Great, now I have to remember when I was last seriously soused. The problem I think is that boozers and alcoholics got caught up in this survey. There is a difference. Boozers I would suggest will slowly accumulate and correlate their bad memories and reach a point of departure from their normative patterns of conduct(drinking). ' I've been hitting the sauce pretty heavily for 10-12 years now, the boss and my wife are grumbling, maybe I better get some help and cut back' - that sort of thing. Alcoholics on the other hand make abrupt normative departures due to a specific precipitating event, such as puking on a friend's new carpet in front of his children. They 'bottom out'.

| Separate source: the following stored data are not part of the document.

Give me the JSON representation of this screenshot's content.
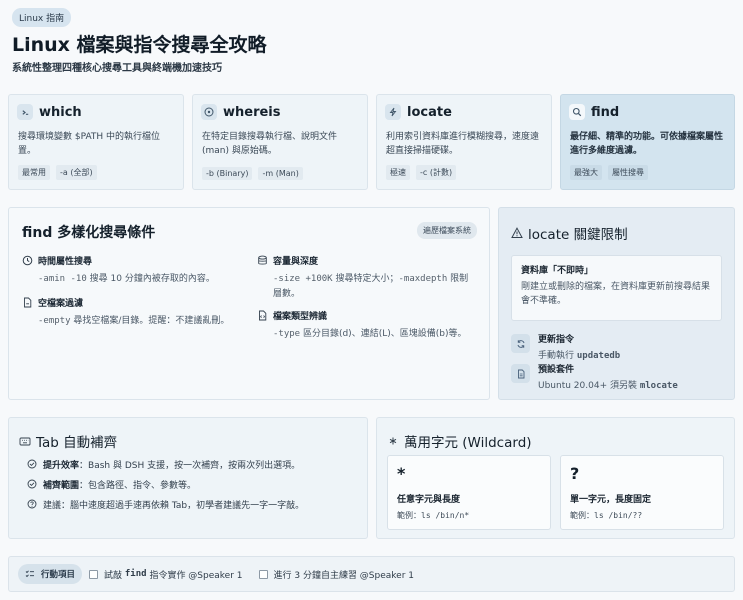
{
  "header": {
    "badge": "Linux 指南",
    "title": "Linux 檔案與指令搜尋全攻略",
    "subtitle": "系統性整理四種核心搜尋工具與終端機加速技巧"
  },
  "tools": [
    {
      "icon": "terminal-icon",
      "name": "which",
      "desc": "搜尋環境變數 $PATH 中的執行檔位置。",
      "tags": [
        "最常用",
        "-a (全部)"
      ]
    },
    {
      "icon": "info-icon",
      "name": "whereis",
      "desc": "在特定目錄搜尋執行檔、說明文件 (man) 與原始碼。",
      "tags": [
        "-b (Binary)",
        "-m (Man)"
      ]
    },
    {
      "icon": "lightning-icon",
      "name": "locate",
      "desc": "利用索引資料庫進行模糊搜尋，速度遠超直接掃描硬碟。",
      "tags": [
        "極速",
        "-c (計數)"
      ]
    },
    {
      "icon": "search-icon",
      "name": "find",
      "desc": "最仔細、精準的功能。可依據檔案屬性進行多維度過濾。",
      "tags": [
        "最強大",
        "屬性搜尋"
      ]
    }
  ],
  "find_conditions": {
    "title": "find 多樣化搜尋條件",
    "badge": "遍歷檔案系統",
    "items": [
      {
        "icon": "clock-icon",
        "title": "時間屬性搜尋",
        "code": "-amin -10",
        "desc": " 搜尋 10 分鐘內被存取的內容。"
      },
      {
        "icon": "database-icon",
        "title": "容量與深度",
        "code": "-size +100K",
        "desc": " 搜尋特定大小；",
        "code2": "-maxdepth",
        "desc2": " 限制層數。"
      },
      {
        "icon": "empty-file-icon",
        "title": "空檔案過濾",
        "code": "-empty",
        "desc": " 尋找空檔案/目錄。提醒：不建議亂刪。"
      },
      {
        "icon": "file-type-icon",
        "title": "檔案類型辨識",
        "code": "-type",
        "desc": " 區分目錄(d)、連結(L)、區塊設備(b)等。"
      }
    ]
  },
  "locate_limits": {
    "title": "locate 關鍵限制",
    "box_title": "資料庫「不即時」",
    "box_desc": "剛建立或刪除的檔案，在資料庫更新前搜尋結果會不準確。",
    "rows": [
      {
        "icon": "refresh-icon",
        "title": "更新指令",
        "desc": "手動執行 ",
        "code": "updatedb"
      },
      {
        "icon": "package-icon",
        "title": "預設套件",
        "desc": "Ubuntu 20.04+ 須另裝 ",
        "code": "mlocate"
      }
    ]
  },
  "tab_completion": {
    "title": "Tab 自動補齊",
    "items": [
      {
        "icon": "check-circle-icon",
        "label": "提升效率",
        "text": "：Bash 與 DSH 支援，按一次補齊，按兩次列出選項。"
      },
      {
        "icon": "check-circle-icon",
        "label": "補齊範圍",
        "text": "：包含路徑、指令、參數等。"
      },
      {
        "icon": "help-circle-icon",
        "label": "",
        "text": "建議：腦中速度超過手速再依賴 Tab，初學者建議先一字一字敲。"
      }
    ]
  },
  "wildcard": {
    "title": "萬用字元 (Wildcard)",
    "title_icon": "asterisk-icon",
    "boxes": [
      {
        "symbol": "*",
        "title": "任意字元與長度",
        "example_label": "範例：",
        "example_code": "ls /bin/n*"
      },
      {
        "symbol": "?",
        "title": "單一字元，長度固定",
        "example_label": "範例：",
        "example_code": "ls /bin/??"
      }
    ]
  },
  "actions": {
    "badge": "行動項目",
    "items": [
      {
        "prefix": "試敲 ",
        "code": "find",
        "suffix": " 指令實作 @Speaker 1"
      },
      {
        "prefix": "進行 3 分鐘自主練習 @Speaker 1",
        "code": "",
        "suffix": ""
      }
    ]
  }
}
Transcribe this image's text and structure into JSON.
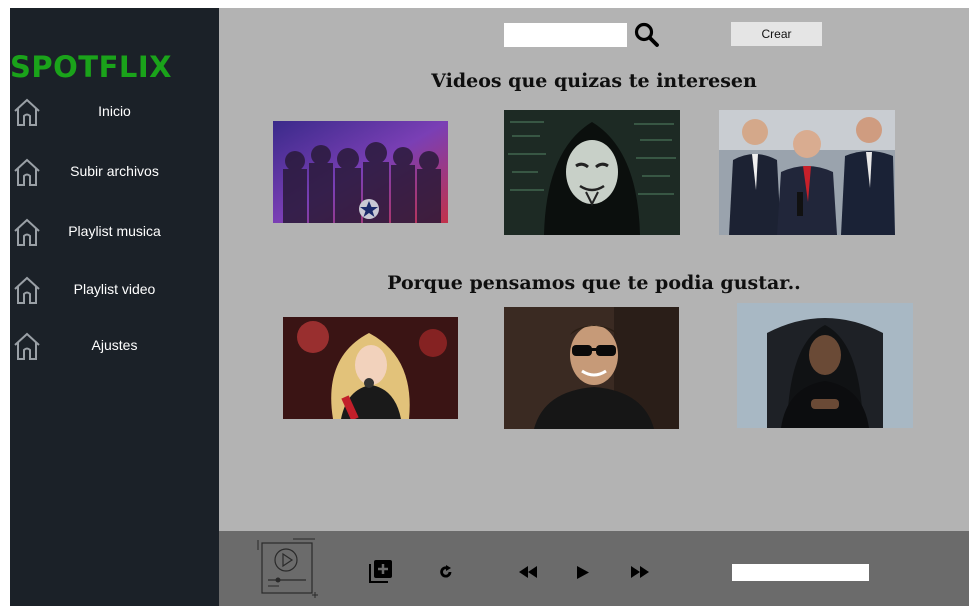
{
  "sidebar": {
    "logo": "SPOTFLIX",
    "items": [
      {
        "label": "Inicio",
        "icon": "home-icon"
      },
      {
        "label": "Subir archivos",
        "icon": "home-icon"
      },
      {
        "label": "Playlist musica",
        "icon": "home-icon"
      },
      {
        "label": "Playlist video",
        "icon": "home-icon"
      },
      {
        "label": "Ajustes",
        "icon": "home-icon"
      }
    ]
  },
  "header": {
    "search": {
      "value": "",
      "placeholder": "",
      "icon": "search-icon"
    },
    "create_label": "Crear"
  },
  "main": {
    "section1_title": "Videos que quizas te interesen",
    "section2_title": "Porque pensamos que te podia gustar.."
  },
  "player": {
    "icons": [
      "video-player-icon",
      "add-to-playlist-icon",
      "repeat-icon",
      "rewind-icon",
      "play-icon",
      "fast-forward-icon"
    ],
    "track_field_value": ""
  },
  "colors": {
    "sidebar_bg": "#1b2128",
    "logo": "#1aa31a",
    "main_bg": "#b3b3b3",
    "bottom_bar_bg": "#6b6b6b"
  }
}
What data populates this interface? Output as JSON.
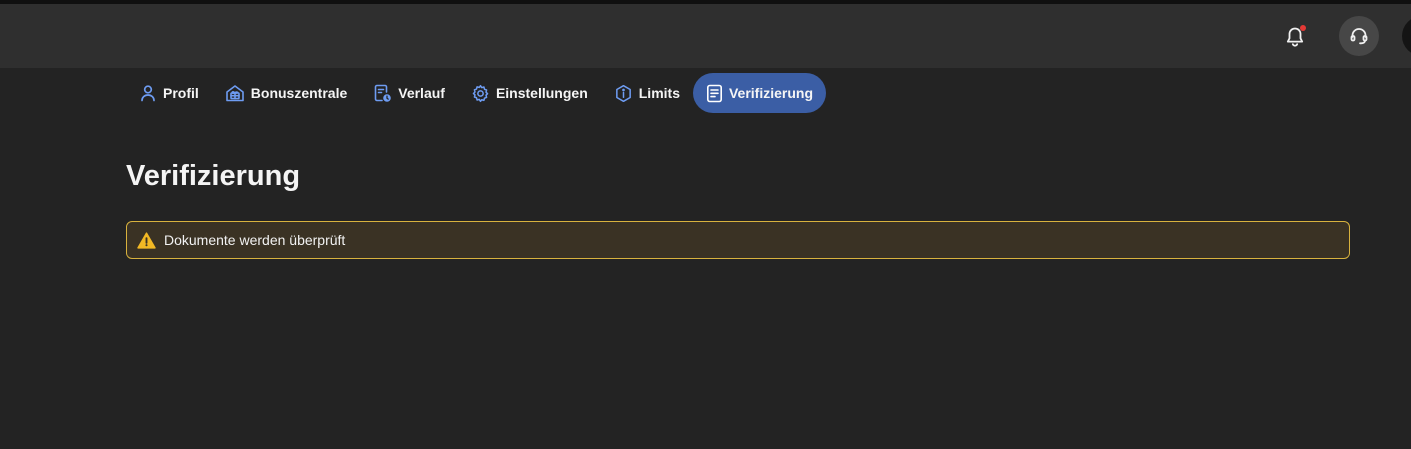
{
  "header": {
    "notifications": {
      "icon": "bell-icon",
      "has_unread": true
    },
    "support": {
      "icon": "headset-icon"
    }
  },
  "tabs": [
    {
      "label": "Profil",
      "icon": "user-icon",
      "active": false
    },
    {
      "label": "Bonuszentrale",
      "icon": "gift-box-icon",
      "active": false
    },
    {
      "label": "Verlauf",
      "icon": "history-icon",
      "active": false
    },
    {
      "label": "Einstellungen",
      "icon": "gear-icon",
      "active": false
    },
    {
      "label": "Limits",
      "icon": "info-hexagon-icon",
      "active": false
    },
    {
      "label": "Verifizierung",
      "icon": "document-icon",
      "active": true
    }
  ],
  "page": {
    "title": "Verifizierung"
  },
  "status_alert": {
    "icon": "warning-icon",
    "text": "Dokumente werden überprüft"
  },
  "colors": {
    "background": "#232323",
    "header": "#2f2f2f",
    "accent": "#3b5ea5",
    "icon_blue": "#6e9cf2",
    "warning_border": "#d8b23e",
    "warning_bg": "#3a3224",
    "notification_dot": "#e53935"
  }
}
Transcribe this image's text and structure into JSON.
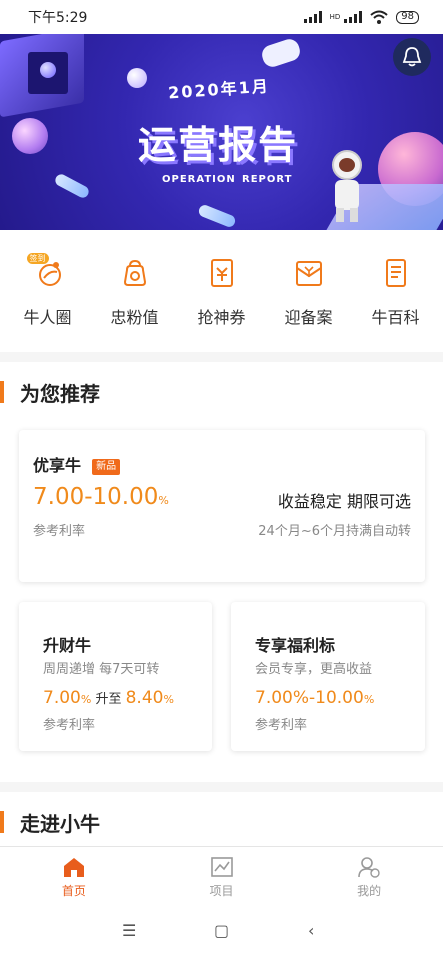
{
  "status_bar": {
    "time": "下午5:29",
    "battery": "98",
    "network": "HD"
  },
  "banner": {
    "year": "2020年1月",
    "title": "运营报告",
    "subtitle_a": "OPERATION",
    "subtitle_b": "REPORT"
  },
  "quick_entries": [
    {
      "label": "牛人圈",
      "icon": "niurenquan-icon",
      "tag": "签到"
    },
    {
      "label": "忠粉值",
      "icon": "loyalty-bag-icon"
    },
    {
      "label": "抢神券",
      "icon": "coupon-icon"
    },
    {
      "label": "迎备案",
      "icon": "filing-icon"
    },
    {
      "label": "牛百科",
      "icon": "encyclopedia-icon"
    }
  ],
  "recommend": {
    "title": "为您推荐",
    "featured": {
      "name": "优享牛",
      "badge": "新品",
      "rate": "7.00-10.00",
      "rate_unit": "%",
      "rate_label": "参考利率",
      "desc": "收益稳定 期限可选",
      "term": "24个月~6个月持满自动转"
    },
    "left": {
      "name": "升财牛",
      "desc": "周周递增 每7天可转",
      "rate_from": "7.00",
      "rate_unit": "%",
      "rate_mid": "升至",
      "rate_to": "8.40",
      "rate_label": "参考利率"
    },
    "right": {
      "name": "专享福利标",
      "desc": "会员专享，更高收益",
      "rate": "7.00%-10.00",
      "rate_unit": "%",
      "rate_label": "参考利率"
    }
  },
  "section2": {
    "title": "走进小牛"
  },
  "tabbar": {
    "tabs": [
      {
        "label": "首页",
        "icon": "home-icon",
        "active": true
      },
      {
        "label": "项目",
        "icon": "chart-icon",
        "active": false
      },
      {
        "label": "我的",
        "icon": "profile-icon",
        "active": false
      }
    ]
  },
  "colors": {
    "accent": "#f08a1b",
    "brand": "#e85d1c",
    "banner_bg": "#3327b0"
  }
}
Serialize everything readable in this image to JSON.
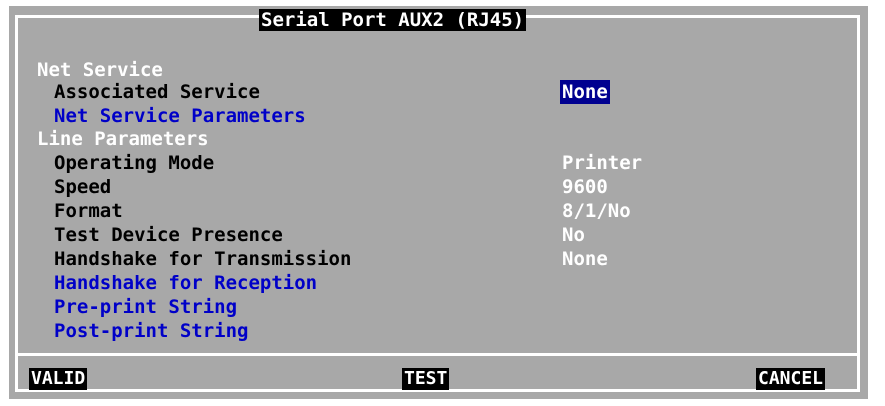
{
  "window": {
    "title": "Serial Port AUX2 (RJ45)"
  },
  "net_service": {
    "section_label": "Net Service",
    "associated_service": {
      "label": "Associated Service",
      "value": "None"
    },
    "parameters_link": "Net Service Parameters"
  },
  "line_parameters": {
    "section_label": "Line Parameters",
    "operating_mode": {
      "label": "Operating Mode",
      "value": "Printer"
    },
    "speed": {
      "label": "Speed",
      "value": "9600"
    },
    "format": {
      "label": "Format",
      "value": "8/1/No"
    },
    "test_device_presence": {
      "label": "Test Device Presence",
      "value": "No"
    },
    "handshake_transmission": {
      "label": "Handshake for Transmission",
      "value": "None"
    },
    "handshake_reception_link": "Handshake for Reception",
    "preprint_link": "Pre-print String",
    "postprint_link": "Post-print String"
  },
  "buttons": {
    "valid": "VALID",
    "test": "TEST",
    "cancel": "CANCEL"
  },
  "colors": {
    "background": "#a8a8a8",
    "link": "#0000c8",
    "selected_highlight": "#000090"
  }
}
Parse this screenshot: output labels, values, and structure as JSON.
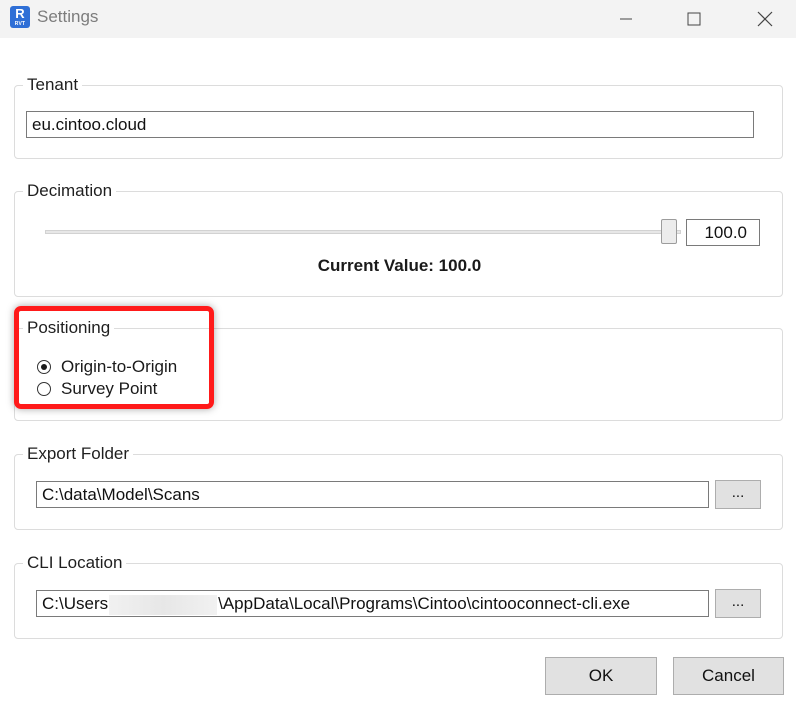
{
  "window": {
    "title": "Settings",
    "app_icon": {
      "letter": "R",
      "sub": "RVT"
    },
    "controls": [
      "minimize-icon",
      "maximize-icon",
      "close-icon"
    ]
  },
  "tenant": {
    "legend": "Tenant",
    "value": "eu.cintoo.cloud"
  },
  "decimation": {
    "legend": "Decimation",
    "slider_value": 100.0,
    "value_text": "100.0",
    "current_value_label": "Current Value: 100.0"
  },
  "positioning": {
    "legend": "Positioning",
    "options": [
      {
        "label": "Origin-to-Origin",
        "checked": true
      },
      {
        "label": "Survey Point",
        "checked": false
      }
    ]
  },
  "export_folder": {
    "legend": "Export Folder",
    "value": "C:\\data\\Model\\Scans",
    "browse_label": "..."
  },
  "cli_location": {
    "legend": "CLI Location",
    "value_prefix": "C:\\Users",
    "value_suffix": "\\AppData\\Local\\Programs\\Cintoo\\cintooconnect-cli.exe",
    "browse_label": "..."
  },
  "buttons": {
    "ok": "OK",
    "cancel": "Cancel"
  },
  "colors": {
    "highlight": "#ff1a1a",
    "button_bg": "#e1e1e1",
    "titlebar_bg": "#f3f3f3"
  }
}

Maybe the dynamics of relapse are at play and are the variable that becomes the culprit in this survey. What what was a precipitating event of departure for a alcoholic 10 years ago, no longer is from a relapse perspective. Setting a friends house on fire and propositioning his wife becomes the precipitating departure event. The previous incident becomes trivial and help wasn't needed in retrospect. Obviously help wasn't needed back then, because it if it was, it would have worked and I wouldn't need it now, so no, I didn't get any help before. Convoluted for sure, but such is the nature of Alkies.
But, what the hell do I know? With a couple of stiff belts of top-shelf bourbon you get a new theory.